Partitioning Arrays to Improve Pipelining - 2021.2 English

Vitis High-Level Synthesis User Guide (UG1399)

Document ID
UG1399
ft:locale
English (United States)
Release Date
2021-12-15
Version
2021.2 English

A common issue when pipelining functions is the following message:

INFO: [SCHED 204-61] Pipelining loop 'SUM_LOOP'.
WARNING: [SCHED 204-69] Unable to schedule 'load' operation ('mem_load_2', 
bottleneck.c:62) on array 'mem' due to limited memory ports.
WARNING: [SCHED 204-69] The resource limit of core:RAM:mem:p0 is 1, current 
assignments: 
WARNING: [SCHED 204-69]     'load' operation ('mem_load', bottleneck.c:62) on array 
'mem',
WARNING: [SCHED 204-69] The resource limit of core:RAM:mem:p1 is 1, current 
assignments: 
WARNING: [SCHED 204-69]     'load' operation ('mem_load_1', bottleneck.c:62) on array 
'mem',
INFO: [SCHED 204-61] Pipelining result: Target II: 1, Final II: 2, Depth: 3.

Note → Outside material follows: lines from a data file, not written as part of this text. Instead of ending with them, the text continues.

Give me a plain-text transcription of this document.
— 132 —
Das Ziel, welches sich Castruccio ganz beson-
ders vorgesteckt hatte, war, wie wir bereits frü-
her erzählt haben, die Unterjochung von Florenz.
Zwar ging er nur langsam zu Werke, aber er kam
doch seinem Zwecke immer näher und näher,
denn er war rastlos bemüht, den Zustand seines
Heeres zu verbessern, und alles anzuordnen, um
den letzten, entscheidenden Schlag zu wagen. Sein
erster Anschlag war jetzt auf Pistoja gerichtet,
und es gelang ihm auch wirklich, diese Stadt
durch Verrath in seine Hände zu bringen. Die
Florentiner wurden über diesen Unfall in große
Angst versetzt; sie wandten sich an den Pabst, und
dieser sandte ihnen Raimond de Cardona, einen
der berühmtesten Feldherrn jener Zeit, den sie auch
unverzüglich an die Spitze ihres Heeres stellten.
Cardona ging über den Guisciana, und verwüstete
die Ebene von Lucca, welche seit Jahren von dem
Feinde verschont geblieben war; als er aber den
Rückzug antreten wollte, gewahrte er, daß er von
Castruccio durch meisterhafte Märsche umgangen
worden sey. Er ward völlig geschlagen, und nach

In this example, Vitis HLS states it cannot reach the specified initiation interval (II) of 1 because it cannot schedule a load (read) operation (mem_load_2) onto the memory because of limited memory ports. The above message notes that the resource limit for "core:RAM:mem:p0 is 1" which is used by the operation mem_load on line 62. The second port of the block RAM also only has 1 resource, which is also used by operation mem_load_1. Due to this memory port contention, Vitis HLS reports a final II of 2 instead of the desired 1.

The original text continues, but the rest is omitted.